Quem já "me leu" aqui sabe que escrevo em caráter terapêutico e meramente reflexivo, e eventualmente opinativo, sem maiores compromissos. Tenho me esforçado em ser simples, sem perder profundidade. Segue, portanto, mais uma dessas tentativas.

“O medo é o sal da vida”. A frase é do paulista Paulo Gaudêncio, psicanalista, cuja palestra tive oportunidade de assistir há alguns anos. Ele mencionava que, sem o “medo”, a vida seria, digamos, apática. Em sua palestra, ele demonstrava como é justamente a avaliação e superação de medos que mantém a vitalidade das pessoas.

Uma historinha de business é a do peixe fresco. Em síntese, no Japão, as pessoas reclamavam que os peixes, pescados em alto mar, resfriados no gelo nos porões dos barcos, não tinham sabor de peixe fresco; resolveu-se adotar tanques, espécies de aquários, onde os peixes chegavam ainda vivos ao destino; ainda assim, o sabor não parecia ser o ideal; finalmente, decidiu-se incluir nos tanques, um tipo de tubarão pequeno, que acabava comendo alguns, mas, todos demais chegavam com gosto de peixe fresco. O medo de perder a vida, aparentemente mantinha o frescor dos peixes.

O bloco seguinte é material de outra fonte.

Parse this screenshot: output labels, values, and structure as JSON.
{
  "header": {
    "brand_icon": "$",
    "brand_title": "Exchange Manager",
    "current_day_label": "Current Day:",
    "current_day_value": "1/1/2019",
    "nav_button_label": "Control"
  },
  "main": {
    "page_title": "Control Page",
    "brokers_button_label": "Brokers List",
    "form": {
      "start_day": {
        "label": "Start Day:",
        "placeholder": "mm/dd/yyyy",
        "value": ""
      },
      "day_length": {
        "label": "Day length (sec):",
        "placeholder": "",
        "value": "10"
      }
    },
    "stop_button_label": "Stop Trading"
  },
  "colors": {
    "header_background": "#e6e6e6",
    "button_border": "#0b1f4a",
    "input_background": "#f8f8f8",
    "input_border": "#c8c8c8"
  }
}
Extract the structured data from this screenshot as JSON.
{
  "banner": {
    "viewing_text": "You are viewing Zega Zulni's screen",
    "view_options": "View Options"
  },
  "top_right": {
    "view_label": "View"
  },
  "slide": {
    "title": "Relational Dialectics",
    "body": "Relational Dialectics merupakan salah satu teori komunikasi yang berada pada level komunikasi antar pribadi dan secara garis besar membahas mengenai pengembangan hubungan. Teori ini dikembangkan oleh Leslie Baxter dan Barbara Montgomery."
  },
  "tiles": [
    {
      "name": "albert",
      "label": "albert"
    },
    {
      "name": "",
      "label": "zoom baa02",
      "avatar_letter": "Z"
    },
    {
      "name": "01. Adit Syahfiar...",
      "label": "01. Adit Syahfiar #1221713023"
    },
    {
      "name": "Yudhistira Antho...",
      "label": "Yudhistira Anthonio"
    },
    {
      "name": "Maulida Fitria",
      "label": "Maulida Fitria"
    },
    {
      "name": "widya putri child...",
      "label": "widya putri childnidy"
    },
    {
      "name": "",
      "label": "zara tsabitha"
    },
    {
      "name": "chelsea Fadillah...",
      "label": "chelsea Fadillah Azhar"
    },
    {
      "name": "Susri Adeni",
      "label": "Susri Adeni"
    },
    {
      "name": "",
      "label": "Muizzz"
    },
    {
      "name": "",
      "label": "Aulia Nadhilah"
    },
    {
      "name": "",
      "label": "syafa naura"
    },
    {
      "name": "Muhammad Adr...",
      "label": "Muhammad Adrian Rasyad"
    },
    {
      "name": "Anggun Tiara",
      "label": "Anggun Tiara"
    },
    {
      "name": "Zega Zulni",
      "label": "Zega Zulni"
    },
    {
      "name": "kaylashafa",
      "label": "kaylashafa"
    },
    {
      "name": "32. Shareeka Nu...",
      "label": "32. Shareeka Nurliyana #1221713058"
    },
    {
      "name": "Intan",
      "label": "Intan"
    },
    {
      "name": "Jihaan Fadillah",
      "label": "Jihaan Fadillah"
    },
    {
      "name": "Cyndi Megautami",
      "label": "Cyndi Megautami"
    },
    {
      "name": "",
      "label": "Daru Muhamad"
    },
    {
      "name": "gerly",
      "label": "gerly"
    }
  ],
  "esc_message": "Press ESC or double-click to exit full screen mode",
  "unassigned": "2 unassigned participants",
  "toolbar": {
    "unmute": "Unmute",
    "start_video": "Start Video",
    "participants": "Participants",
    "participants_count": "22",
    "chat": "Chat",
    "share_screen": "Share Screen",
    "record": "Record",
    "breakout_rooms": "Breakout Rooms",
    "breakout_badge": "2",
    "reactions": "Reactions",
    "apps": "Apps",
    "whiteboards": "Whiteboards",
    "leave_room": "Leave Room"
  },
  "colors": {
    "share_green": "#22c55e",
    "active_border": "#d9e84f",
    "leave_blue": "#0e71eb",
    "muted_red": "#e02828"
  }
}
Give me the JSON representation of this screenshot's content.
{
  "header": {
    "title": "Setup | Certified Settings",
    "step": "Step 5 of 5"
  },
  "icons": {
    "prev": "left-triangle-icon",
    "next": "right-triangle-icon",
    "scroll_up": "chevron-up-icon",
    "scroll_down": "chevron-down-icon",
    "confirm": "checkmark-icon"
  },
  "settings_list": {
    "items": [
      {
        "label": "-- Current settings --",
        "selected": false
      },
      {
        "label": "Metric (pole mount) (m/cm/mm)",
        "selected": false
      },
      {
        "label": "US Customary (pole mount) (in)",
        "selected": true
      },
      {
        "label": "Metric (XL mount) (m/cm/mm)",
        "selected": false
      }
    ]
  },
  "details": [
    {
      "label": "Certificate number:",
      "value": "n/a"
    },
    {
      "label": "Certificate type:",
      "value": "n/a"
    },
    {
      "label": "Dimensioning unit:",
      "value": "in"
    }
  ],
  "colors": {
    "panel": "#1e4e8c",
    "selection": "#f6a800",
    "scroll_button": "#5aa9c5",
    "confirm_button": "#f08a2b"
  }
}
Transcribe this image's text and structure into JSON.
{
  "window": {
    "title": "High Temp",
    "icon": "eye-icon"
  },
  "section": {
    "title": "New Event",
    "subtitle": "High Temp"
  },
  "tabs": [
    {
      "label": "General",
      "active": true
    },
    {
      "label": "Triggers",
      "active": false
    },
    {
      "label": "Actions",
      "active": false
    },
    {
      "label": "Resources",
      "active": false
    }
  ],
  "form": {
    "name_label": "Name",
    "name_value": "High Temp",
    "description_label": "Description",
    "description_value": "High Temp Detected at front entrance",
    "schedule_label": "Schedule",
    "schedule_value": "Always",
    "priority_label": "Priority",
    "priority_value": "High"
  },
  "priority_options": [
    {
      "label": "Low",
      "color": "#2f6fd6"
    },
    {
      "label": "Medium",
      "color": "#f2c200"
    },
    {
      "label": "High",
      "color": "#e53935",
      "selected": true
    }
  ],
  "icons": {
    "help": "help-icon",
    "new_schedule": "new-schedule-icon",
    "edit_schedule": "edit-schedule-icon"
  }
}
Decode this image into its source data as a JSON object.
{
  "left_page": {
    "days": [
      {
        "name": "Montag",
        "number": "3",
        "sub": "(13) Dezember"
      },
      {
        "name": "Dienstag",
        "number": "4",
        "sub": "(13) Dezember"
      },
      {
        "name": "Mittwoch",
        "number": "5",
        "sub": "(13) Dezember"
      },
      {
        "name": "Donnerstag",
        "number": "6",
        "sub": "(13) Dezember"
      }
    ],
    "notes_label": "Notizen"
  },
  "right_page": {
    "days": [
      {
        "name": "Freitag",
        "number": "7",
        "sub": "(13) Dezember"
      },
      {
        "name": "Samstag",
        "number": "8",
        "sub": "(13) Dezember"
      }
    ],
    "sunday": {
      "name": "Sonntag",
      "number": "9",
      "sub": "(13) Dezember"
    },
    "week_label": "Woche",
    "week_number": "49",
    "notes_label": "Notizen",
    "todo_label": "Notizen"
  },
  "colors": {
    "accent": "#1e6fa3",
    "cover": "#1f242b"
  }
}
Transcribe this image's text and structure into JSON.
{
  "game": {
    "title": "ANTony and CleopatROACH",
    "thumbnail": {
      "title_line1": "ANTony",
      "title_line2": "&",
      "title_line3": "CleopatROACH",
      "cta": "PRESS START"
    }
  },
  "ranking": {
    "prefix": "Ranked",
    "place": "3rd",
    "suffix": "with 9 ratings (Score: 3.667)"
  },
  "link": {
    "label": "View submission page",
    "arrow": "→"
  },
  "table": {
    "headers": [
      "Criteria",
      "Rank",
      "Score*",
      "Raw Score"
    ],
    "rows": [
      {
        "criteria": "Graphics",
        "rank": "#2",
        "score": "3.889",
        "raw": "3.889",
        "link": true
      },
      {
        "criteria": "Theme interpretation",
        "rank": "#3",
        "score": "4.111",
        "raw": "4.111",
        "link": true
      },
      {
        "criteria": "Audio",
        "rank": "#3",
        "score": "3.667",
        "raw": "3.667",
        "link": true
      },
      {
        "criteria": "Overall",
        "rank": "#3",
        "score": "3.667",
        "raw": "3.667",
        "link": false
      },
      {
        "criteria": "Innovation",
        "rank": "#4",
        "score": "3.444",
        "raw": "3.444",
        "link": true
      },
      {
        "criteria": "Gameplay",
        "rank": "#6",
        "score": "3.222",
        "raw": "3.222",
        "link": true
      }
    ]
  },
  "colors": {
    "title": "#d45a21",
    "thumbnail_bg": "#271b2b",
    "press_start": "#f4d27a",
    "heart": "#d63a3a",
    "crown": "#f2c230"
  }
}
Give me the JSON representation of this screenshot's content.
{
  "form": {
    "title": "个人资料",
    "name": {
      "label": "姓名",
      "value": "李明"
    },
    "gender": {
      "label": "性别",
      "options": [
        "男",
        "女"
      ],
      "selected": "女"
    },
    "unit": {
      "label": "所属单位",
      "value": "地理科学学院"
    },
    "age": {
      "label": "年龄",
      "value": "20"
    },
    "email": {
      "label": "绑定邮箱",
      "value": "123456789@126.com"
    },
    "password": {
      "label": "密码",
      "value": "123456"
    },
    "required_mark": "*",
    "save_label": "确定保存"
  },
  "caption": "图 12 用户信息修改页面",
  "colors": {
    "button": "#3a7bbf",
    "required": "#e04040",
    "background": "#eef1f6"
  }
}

O Livro “Verônica decide morrer”, do controverso escritor Paulo Coelho, como o próprio título sugere, narra a história de uma pessoa que tenta suicídio, sem sucesso. (Se não quiser spoiler pule para o próximo parágrafo). Verônica se convence de que a tentativa frustrada haveria lhe causado uma efeito colateral que abreviaria sumariamente seu tempo de vida. Diante dessa possibilidade, e agora sabendo que não teria mais tempo de viver, este medo teria renovado sua vontade de viver.

Thomas Hobbes, um dos filósofos contratualistas, sentenciou que o “Homem é o Lobo do Homem”, referindo-se que em seu estado natural, as pessoas vivem em constante medo e temor uns dos outros, e que estariam dispostos a tudo para saciar seus “desejos e apetites”. Na reflexão de Hobbes, seria o medo, portanto, o propulsor da criação de um Estado que promoveria a paz social, ou a própria civilização.

João Inácio, sujeito fictício, presente no anedotário gaúcho, por medo de ser traído na sala de casa, decidiu que lá, não haveria sofá!

O medo, por si só, não me parece bom ou ruim. Enquanto sentimento, ele pode lhe aprisionar e paralisar, ou impulsionar e motivar. Quando temos medo de alguma coisa, nosso corpo se prepara para fugir ou enfrentar. Coração acelera, bombeando mais sangue; face empalidece, já que é nos membros que nossa força precisará estar; mãos ficam trêmulas, já aquecendo a musculatura. Fugir ou enfrentar.

É nessa hora que a decisão que tivemos antes do medo, a respeito daquilo que queremos faz diferença. Enfrentar nossos medos tem a ver com propósito. Tem a ver com escolhas.

Fugir ou enfrentar. É uma escolha muito própria.

Em tempo, cabe um alerta de Gaudêncio: enfrentar um medo maior do que a capacidade de superação, pode ser estupidez; mas, fugir de um medo menor, certamente é covardia. Ter coragem, parece ser criar as condições para que se supere os medos. Insisto, trata-se uma decisão própria diante do propósito e do próprio medo.

Não importam mais os medos! Todos sucumbem diante do propósito de ser feliz. Para aqueles que ainda não estou pronto, trato de reunir os recursos para enfrentá-los. Para os demais, já nem tenho mais medo!

Ei! Sabe aquele medinho de que a felicidade parece ser boa demais pra ser agora? Que parece que está rápido demais? Já era!